10. A method comprising:

receiving user specification of a verification statement as to whether test results of an application under test (AUT) indicate that the AUT is operating as expected;

performing testing of the AUT to generate the test results;

generating a prompt to input to a large language model (LLM), based on the test results and the verification statement, the prompt generated to solicit a response from the LLM including at least whether the test results indicate that the AUT is operating as expected in accordance with the verification statement;

inputting the generated prompt to the LLM and receiving the response as output from the LLM; and

performing an action based on whether the response received from the LLM indicates that the AUT is operating as expected.

11. The method of claim 10, further comprising:

determining whether the response received from the LLM indicates that the LLM has determined that the test results indicate that the AUT is operating as expected in accordance with the verification statement.

12. The method of claim 10, wherein the prompt includes at least the test results and the verification statement.

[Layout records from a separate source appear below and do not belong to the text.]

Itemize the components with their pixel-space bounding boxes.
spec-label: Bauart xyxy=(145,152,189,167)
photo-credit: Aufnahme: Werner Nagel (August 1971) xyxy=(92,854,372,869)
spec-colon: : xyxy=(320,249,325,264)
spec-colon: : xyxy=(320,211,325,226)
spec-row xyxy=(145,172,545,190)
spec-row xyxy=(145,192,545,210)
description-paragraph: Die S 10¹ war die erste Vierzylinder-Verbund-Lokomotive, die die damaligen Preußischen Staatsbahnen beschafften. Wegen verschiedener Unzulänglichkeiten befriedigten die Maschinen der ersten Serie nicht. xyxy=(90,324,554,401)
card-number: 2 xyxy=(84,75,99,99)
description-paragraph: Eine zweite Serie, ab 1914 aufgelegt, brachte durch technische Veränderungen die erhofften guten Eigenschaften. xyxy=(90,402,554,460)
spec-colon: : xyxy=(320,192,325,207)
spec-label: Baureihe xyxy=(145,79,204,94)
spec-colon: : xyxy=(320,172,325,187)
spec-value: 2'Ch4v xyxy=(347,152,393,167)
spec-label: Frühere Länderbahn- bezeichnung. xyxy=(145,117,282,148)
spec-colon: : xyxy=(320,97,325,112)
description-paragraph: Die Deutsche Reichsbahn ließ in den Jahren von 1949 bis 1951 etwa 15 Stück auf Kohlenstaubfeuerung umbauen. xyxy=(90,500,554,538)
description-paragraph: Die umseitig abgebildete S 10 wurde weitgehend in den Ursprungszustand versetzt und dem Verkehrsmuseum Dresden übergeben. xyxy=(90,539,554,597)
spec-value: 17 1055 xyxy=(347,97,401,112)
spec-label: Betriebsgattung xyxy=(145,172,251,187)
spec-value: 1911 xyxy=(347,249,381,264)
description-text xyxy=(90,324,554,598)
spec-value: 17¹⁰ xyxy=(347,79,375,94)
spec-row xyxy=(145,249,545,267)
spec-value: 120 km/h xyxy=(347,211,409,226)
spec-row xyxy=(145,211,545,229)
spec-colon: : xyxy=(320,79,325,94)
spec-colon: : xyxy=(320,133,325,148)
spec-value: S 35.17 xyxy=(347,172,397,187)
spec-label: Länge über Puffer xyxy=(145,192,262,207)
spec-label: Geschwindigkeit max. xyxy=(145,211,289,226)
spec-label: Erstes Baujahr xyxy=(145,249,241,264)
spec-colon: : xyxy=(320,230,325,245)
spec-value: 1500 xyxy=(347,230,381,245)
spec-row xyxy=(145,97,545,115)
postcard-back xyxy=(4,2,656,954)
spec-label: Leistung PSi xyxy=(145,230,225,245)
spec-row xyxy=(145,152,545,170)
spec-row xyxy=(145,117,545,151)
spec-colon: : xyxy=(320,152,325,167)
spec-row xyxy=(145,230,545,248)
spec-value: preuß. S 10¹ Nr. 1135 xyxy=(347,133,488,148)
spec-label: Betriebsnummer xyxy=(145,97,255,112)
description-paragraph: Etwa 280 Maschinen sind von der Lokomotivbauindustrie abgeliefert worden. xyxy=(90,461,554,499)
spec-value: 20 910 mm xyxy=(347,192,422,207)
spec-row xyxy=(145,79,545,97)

13. The method of claim 12, wherein the prompt further includes one or more user-provided prompting examples to assist the LLM in determining whether the test results indicate that the AUT is operating as expected in accordance with the verification statement.

14. The method of claim 12, wherein the prompt further includes a statement of purpose of the LLM as to a role of the LLM and as to what the LLM is expected to do in generating the response.

15. The method of claim 14, wherein the statement of purpose of the LLM is not specific to the AUT or the verification statement.

16. A system comprising:

a memory storing program code; and

a processor configured to execute the program code to perform processing comprising:

receiving test results of an application under test (AUT) that is tested to determine whether the AUT performs intended functionality;

receiving a user-generated verification statement regarding the test results of the AUT;

generating a prompt to input to a large language model (LLM) to solicit a response from the LLM including at least whether the test results of the AUT satisfy the verification statement, the prompt including at least the test results and the verification statement;

providing the generated prompt as input to the LLM, and receiving the response as output from the LLM; and

determining whether the AUT performs the intended functionality based on the received response.

17. The system of claim 16, wherein the processing further comprises:

performing an action based on whether the AUT has been determined to have performed the intended functionality.

18. The system of claim 16, wherein the generated prompt further includes one or more user-provided prompting examples to assist the LLM in determining whether the test results of the AUT satisfy the verification statement.

19. The system of claim 16, wherein the memory stores a statement of purpose of the LLM as to a role of the LLM and as to what the LLM is expected to do in generating the response,

and wherein the generated prompt includes the statement of purpose of the LLM.

20. The system of claim 19, wherein the statement of purpose of the LLM is not specific to the AUT, the intended functionality of the AUT, or the verification statement.